Pendant des décennies, la mesure standard de la santé métabolique a été le poids, en particulier le maintien d’un indice de masse corporelle (IMC) « sain ». Cependant, une nouvelle étude d’imagerie massive suggère que l’échelle pourrait être un mauvais indicateur de la façon dont notre corps vieillit réellement.
Les chercheurs ont découvert que l’endroit où la graisse est stockée et la quantité de muscle que nous conservons sont des prédicteurs bien plus importants de la santé cognitive que le poids corporel total.
L’étude : cartographier la graisse au-delà de la surface
Publiée dans la revue Radiology, l’étude a analysé les examens IRM de près de 26 000 participants via la biobanque britannique. Contrairement aux méthodes traditionnelles qui reposent sur le tour de taille ou l’IMC, les chercheurs ont utilisé une imagerie avancée pour cartographier la répartition des graisses sur huit zones distinctes du corps.
En utilisant la technologie IRM, l’équipe a pu identifier les graisses « cachées » invisibles à l’œil nu, telles que :
– Graisse viscérale profondément dans l’abdomen.
– Graisse ectopique entourant les organes vitaux comme le pancréas.
– Graisse intramusculaire intégrée directement dans le tissu musculaire.
Grâce à une analyse statistique, les chercheurs ont identifié six « profils de répartition des graisses » uniques, leur permettant de corréler des compositions corporelles spécifiques avec la structure cérébrale et les performances cognitives.
Les deux profils les plus risqués
Les résultats révèlent que certains types de graisse sont nettement plus dommageables pour le cerveau que d’autres. Deux profils spécifiques étaient liés au vieillissement neurologique accéléré :
- Graisse à prédominance pancréatique : Les individus présentant des concentrations élevées de graisse autour du pancréas ont présenté la perte la plus importante de matière grise et des modifications de la substance blanche**, indiquant un vieillissement cérébral plus rapide.
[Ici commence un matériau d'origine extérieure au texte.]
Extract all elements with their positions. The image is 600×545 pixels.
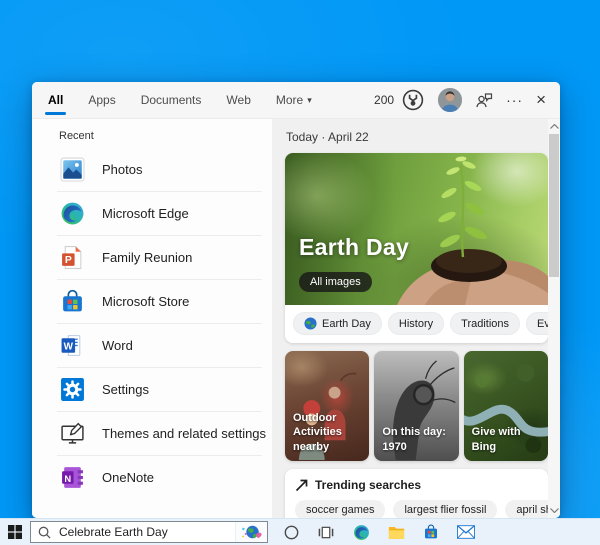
date-header: Today · April 22 bbox=[286, 130, 548, 144]
trending-arrow-icon bbox=[295, 479, 308, 492]
powerpoint-file-icon: P bbox=[59, 244, 85, 270]
chip-label: Earth Day bbox=[322, 318, 371, 330]
earth-globe-icon bbox=[304, 317, 317, 330]
taskbar: Celebrate Earth Day bbox=[0, 518, 600, 545]
svg-text:N: N bbox=[64, 473, 71, 483]
chevron-down-icon: ▾ bbox=[307, 95, 312, 106]
earth-day-hero-card[interactable]: Earth Day All images Earth Day Hi bbox=[285, 153, 548, 343]
scrollbar-up-icon[interactable] bbox=[548, 120, 560, 133]
start-button[interactable] bbox=[0, 525, 30, 539]
scrollbar-down-icon[interactable] bbox=[548, 504, 560, 517]
rewards-medal-icon[interactable] bbox=[401, 88, 425, 112]
edge-taskbar-icon[interactable] bbox=[352, 523, 370, 541]
recent-item-label: OneNote bbox=[102, 470, 154, 485]
search-tab-bar: All Apps Documents Web More ▾ 200 bbox=[32, 82, 560, 119]
svg-text:P: P bbox=[64, 255, 71, 266]
tab-documents[interactable]: Documents bbox=[141, 82, 202, 118]
close-icon[interactable]: × bbox=[536, 93, 546, 107]
earth-day-hero-image: Earth Day All images bbox=[285, 153, 548, 305]
chip-history[interactable]: History bbox=[388, 312, 444, 335]
earth-day-title: Earth Day bbox=[299, 234, 409, 261]
today-panel: Today · April 22 bbox=[272, 119, 560, 518]
search-highlights-icon[interactable] bbox=[235, 522, 267, 542]
story-card-row: Outdoor Activities nearby On this day: 1… bbox=[285, 351, 548, 461]
chip-events[interactable]: Events bbox=[526, 312, 548, 335]
recent-item-label: Themes and related settings bbox=[102, 426, 266, 441]
panel-scrollbar[interactable] bbox=[548, 119, 560, 518]
taskbar-search-text: Celebrate Earth Day bbox=[59, 525, 235, 539]
recent-item-label: Settings bbox=[102, 382, 149, 397]
themes-settings-icon bbox=[59, 420, 85, 446]
story-card-outdoor-activities[interactable]: Outdoor Activities nearby bbox=[285, 351, 369, 461]
svg-text:W: W bbox=[63, 341, 73, 352]
recent-item-label: Microsoft Edge bbox=[102, 206, 189, 221]
chip-earth-day[interactable]: Earth Day bbox=[293, 312, 382, 335]
scrollbar-thumb[interactable] bbox=[549, 134, 559, 277]
settings-app-icon bbox=[59, 376, 85, 402]
word-app-icon: W bbox=[59, 332, 85, 358]
recent-item-family-reunion[interactable]: P Family Reunion bbox=[32, 235, 272, 279]
tab-more[interactable]: More ▾ bbox=[276, 82, 312, 118]
tab-apps[interactable]: Apps bbox=[88, 82, 115, 118]
recent-item-onenote[interactable]: N OneNote bbox=[32, 455, 272, 499]
search-icon bbox=[38, 526, 51, 539]
search-flyout-window: All Apps Documents Web More ▾ 200 bbox=[32, 82, 560, 518]
rewards-points-count: 200 bbox=[374, 93, 394, 107]
tab-more-label: More bbox=[276, 93, 303, 107]
recent-item-edge[interactable]: Microsoft Edge bbox=[32, 191, 272, 235]
recent-item-photos[interactable]: Photos bbox=[32, 147, 272, 191]
recent-item-label: Photos bbox=[102, 162, 142, 177]
recent-panel: Recent Photos bbox=[32, 119, 272, 518]
recent-header: Recent bbox=[32, 130, 272, 142]
story-card-on-this-day[interactable]: On this day: 1970 bbox=[374, 351, 458, 461]
tab-web[interactable]: Web bbox=[226, 82, 250, 118]
chip-traditions[interactable]: Traditions bbox=[450, 312, 520, 335]
task-view-icon[interactable] bbox=[317, 523, 335, 541]
recent-item-label: Word bbox=[102, 338, 133, 353]
feedback-icon[interactable] bbox=[475, 91, 493, 109]
recent-item-themes[interactable]: Themes and related settings bbox=[32, 411, 272, 455]
cortana-icon[interactable] bbox=[282, 523, 300, 541]
mail-icon[interactable] bbox=[457, 523, 475, 541]
recent-item-label: Family Reunion bbox=[102, 250, 192, 265]
recent-item-word[interactable]: W Word bbox=[32, 323, 272, 367]
store-taskbar-icon[interactable] bbox=[422, 523, 440, 541]
all-images-button[interactable]: All images bbox=[299, 272, 372, 292]
trending-title: Trending searches bbox=[315, 478, 421, 492]
trending-searches-card: Trending searches soccer games largest f… bbox=[285, 469, 548, 518]
earth-day-chip-row: Earth Day History Traditions Events bbox=[285, 305, 548, 343]
filter-tabs: All Apps Documents Web More ▾ bbox=[48, 82, 312, 118]
story-card-title: Give with Bing bbox=[472, 425, 544, 454]
file-explorer-icon[interactable] bbox=[387, 523, 405, 541]
trending-chip[interactable]: soccer games bbox=[295, 500, 385, 518]
story-card-title: Outdoor Activities nearby bbox=[293, 411, 365, 454]
story-card-title: On this day: 1970 bbox=[382, 425, 454, 454]
trending-chip[interactable]: largest flier fossil bbox=[393, 500, 497, 518]
desktop: All Apps Documents Web More ▾ 200 bbox=[0, 0, 600, 545]
onenote-app-icon: N bbox=[59, 464, 85, 490]
store-app-icon bbox=[59, 288, 85, 314]
overflow-menu-icon[interactable]: ··· bbox=[506, 95, 523, 105]
story-card-give-with-bing[interactable]: Give with Bing bbox=[464, 351, 548, 461]
photos-app-icon bbox=[59, 156, 85, 182]
recent-item-store[interactable]: Microsoft Store bbox=[32, 279, 272, 323]
taskbar-search-input[interactable]: Celebrate Earth Day bbox=[30, 521, 268, 543]
edge-app-icon bbox=[59, 200, 85, 226]
recent-item-label: Microsoft Store bbox=[102, 294, 189, 309]
recent-item-settings[interactable]: Settings bbox=[32, 367, 272, 411]
user-avatar[interactable] bbox=[438, 88, 462, 112]
tab-all[interactable]: All bbox=[48, 82, 63, 118]
windows-logo-icon bbox=[8, 525, 22, 539]
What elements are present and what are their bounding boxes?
- Le profil « Maigre-Fat » : Les personnes qui semblent avoir un poids santé mais qui possèdent un rapport graisse/muscle élevé dans plusieurs zones du corps présentaient également un déclin cognitif rapide.
Pourquoi est-ce important : Cette recherche met en évidence une faille critique dans la surveillance moderne de la santé. Une personne peut avoir un IMC « normal » tout en étant exposée à un risque élevé de déclin cognitif si elle manque de masse musculaire suffisante et présente des niveaux élevés de graisse viscérale.
Changer les priorités : de la perte de poids à la recomposition corporelle
Cette étude suggère un changement fondamental dans la façon dont nous devrions aborder la longévité. Au lieu de se concentrer strictement sur la restriction calorique pour réduire le poids, les données pointent vers la recomposition corporelle, le processus de réduction de la graisse tout en développant ou en préservant simultanément les muscles.
Le muscle agit comme plus qu’un simple outil de mouvement ; il fonctionne comme un organe métabolique qui aide à réguler l’inflammation et soutient la résilience cognitive. Pour protéger la santé du cerveau, la recherche implique les priorités de mode de vie suivantes :
- Donner la priorité à l’entraînement en résistance : S’engager dans un entraînement de force au moins deux fois par semaine est essentiel pour maintenir le tissu musculaire qui semble protéger le cerveau.
- Optimiser l’apport en protéines : Une consommation adéquate de protéines (en visant environ 0,7 à 1 gramme par kilo de poids corporel) est vitale pour le maintien des muscles.
- Concentrez-vous sur la composition et non sur le poids : Plutôt que de rechercher un chiffre inférieur sur la balance, les individus devraient viser un rapport muscle/graisse plus sain. Des outils tels que les analyses DEXA peuvent fournir une image plus précise de la santé qu’une balance standard.
Conclusion
Le lien entre la composition corporelle et la santé du cerveau suggère que les muscles constituent un bouclier vital contre le déclin cognitif. Pour préserver les fonctions cérébrales, l’objectif doit s’éloigner de la simple perte de poids et s’orienter vers la construction d’un corps maigre et riche en muscles.